Good copywriting example

Well HAVE you ever not read a text? HAVE you?

1. It takes advantage of every copywriter’s go-to tactic – the rhetorical question. We like rhetoricals because they connect with the audience.

2. It confidently delivers a truth (advertising folk sometimes call it an “insight”) which may just give the reader pause for thought. In this case the insight is that text messages DO get read.

Anytime you give a reader pause for thought you have a chance to persuade them. You may also gain something akin to the reader’s respect for telling them something they didn’t already know.

After the headline the rest is pretty awful and yes, even we can spot some grammatical errors. Still; that headline is a winner.

great copywriting examples

Opening paragraphs like this aren't written everyday.

We truly love this great copywriting on the left for several reasons. That opening paragraph is a show stopper. We present it as part of our Copy Savvy 101 workshops and can report that 98% of our participants find it funny, attention-grabbing and disarming.

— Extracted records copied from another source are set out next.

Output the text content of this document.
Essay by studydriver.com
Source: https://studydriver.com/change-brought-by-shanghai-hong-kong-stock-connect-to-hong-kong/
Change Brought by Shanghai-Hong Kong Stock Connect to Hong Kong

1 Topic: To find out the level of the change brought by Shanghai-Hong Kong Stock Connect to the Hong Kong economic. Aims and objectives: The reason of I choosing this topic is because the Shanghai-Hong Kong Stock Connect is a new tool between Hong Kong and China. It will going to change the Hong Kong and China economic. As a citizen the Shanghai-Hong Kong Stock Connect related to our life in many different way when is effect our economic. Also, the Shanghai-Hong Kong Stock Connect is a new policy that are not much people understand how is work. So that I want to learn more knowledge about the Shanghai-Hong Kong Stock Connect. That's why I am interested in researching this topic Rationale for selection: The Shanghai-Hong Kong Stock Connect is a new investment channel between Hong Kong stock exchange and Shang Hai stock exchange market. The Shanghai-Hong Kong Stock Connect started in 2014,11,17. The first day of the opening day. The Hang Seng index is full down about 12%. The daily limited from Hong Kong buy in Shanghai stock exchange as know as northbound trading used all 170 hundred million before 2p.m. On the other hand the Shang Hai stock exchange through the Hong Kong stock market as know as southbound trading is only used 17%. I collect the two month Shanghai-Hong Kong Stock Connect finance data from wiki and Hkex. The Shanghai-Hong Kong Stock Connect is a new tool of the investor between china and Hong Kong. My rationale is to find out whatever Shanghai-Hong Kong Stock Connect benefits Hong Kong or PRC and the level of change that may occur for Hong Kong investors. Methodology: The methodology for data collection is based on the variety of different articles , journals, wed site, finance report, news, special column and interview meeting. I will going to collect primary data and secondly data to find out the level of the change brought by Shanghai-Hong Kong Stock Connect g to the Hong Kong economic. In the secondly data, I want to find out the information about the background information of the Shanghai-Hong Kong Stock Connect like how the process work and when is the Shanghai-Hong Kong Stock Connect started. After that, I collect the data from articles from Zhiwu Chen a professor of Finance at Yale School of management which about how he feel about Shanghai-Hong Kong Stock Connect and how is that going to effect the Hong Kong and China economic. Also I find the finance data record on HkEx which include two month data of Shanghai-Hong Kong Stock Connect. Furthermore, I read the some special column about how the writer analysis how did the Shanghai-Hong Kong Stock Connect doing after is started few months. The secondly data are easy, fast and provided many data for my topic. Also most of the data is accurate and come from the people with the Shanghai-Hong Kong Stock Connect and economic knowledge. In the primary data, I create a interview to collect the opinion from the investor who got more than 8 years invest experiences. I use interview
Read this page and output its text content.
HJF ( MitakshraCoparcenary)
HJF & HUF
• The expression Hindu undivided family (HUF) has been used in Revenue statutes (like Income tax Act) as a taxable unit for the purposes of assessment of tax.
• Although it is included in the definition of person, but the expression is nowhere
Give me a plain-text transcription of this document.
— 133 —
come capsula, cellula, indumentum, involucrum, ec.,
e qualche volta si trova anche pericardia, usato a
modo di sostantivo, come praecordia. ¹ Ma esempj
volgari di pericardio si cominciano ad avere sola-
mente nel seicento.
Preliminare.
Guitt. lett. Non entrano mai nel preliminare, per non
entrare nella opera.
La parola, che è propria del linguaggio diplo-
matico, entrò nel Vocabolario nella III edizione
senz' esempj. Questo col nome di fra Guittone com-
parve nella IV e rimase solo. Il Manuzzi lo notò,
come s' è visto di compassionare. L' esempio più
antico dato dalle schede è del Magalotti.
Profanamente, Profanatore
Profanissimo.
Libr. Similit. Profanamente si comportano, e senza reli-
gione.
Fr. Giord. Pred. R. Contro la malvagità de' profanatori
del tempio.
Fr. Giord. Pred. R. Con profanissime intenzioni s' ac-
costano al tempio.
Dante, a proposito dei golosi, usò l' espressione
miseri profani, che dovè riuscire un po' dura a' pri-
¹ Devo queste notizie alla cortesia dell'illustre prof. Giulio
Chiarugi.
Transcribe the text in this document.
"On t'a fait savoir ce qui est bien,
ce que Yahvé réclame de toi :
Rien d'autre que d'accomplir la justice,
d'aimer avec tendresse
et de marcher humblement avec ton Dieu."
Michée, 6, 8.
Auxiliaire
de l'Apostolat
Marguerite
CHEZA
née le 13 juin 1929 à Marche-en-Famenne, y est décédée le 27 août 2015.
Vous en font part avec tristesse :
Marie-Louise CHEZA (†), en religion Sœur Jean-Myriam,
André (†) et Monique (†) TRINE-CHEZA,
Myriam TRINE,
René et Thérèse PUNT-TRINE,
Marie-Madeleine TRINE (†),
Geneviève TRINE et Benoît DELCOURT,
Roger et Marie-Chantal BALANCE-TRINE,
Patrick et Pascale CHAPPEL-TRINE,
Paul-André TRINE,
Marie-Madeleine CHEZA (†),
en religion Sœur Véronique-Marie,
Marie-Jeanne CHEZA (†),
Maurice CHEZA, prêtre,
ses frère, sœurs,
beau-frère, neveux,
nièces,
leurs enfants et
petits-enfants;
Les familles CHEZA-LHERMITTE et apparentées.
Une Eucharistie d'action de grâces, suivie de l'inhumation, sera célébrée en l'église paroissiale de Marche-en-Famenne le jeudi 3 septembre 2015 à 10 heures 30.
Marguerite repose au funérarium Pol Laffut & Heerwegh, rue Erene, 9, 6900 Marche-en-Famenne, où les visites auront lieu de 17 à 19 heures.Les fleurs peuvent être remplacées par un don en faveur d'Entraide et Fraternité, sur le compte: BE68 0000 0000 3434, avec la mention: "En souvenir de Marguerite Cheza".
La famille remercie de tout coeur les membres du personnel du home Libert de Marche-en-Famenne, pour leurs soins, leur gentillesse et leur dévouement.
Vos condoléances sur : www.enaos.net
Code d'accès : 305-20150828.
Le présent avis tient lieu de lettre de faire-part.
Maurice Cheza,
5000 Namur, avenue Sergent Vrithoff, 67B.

Additionally, we love it because it is exactly what you wouldn’t expect from the client (ABC Shops).  A brave copywriter submitted these words. Kudos to them.

Copywriting tip: when you have a left-of-centre idea never present it for appraisal by itself. Make it the third of three options when it will stand out against the vanilla opposition. This is especially true and easy to do when submitting alternative headlines or quotes for a media release. You may even deliberately choose to present two boring options as alternatives to your preferred, enzaned option. Yes we just made that word up. Feel free to use it.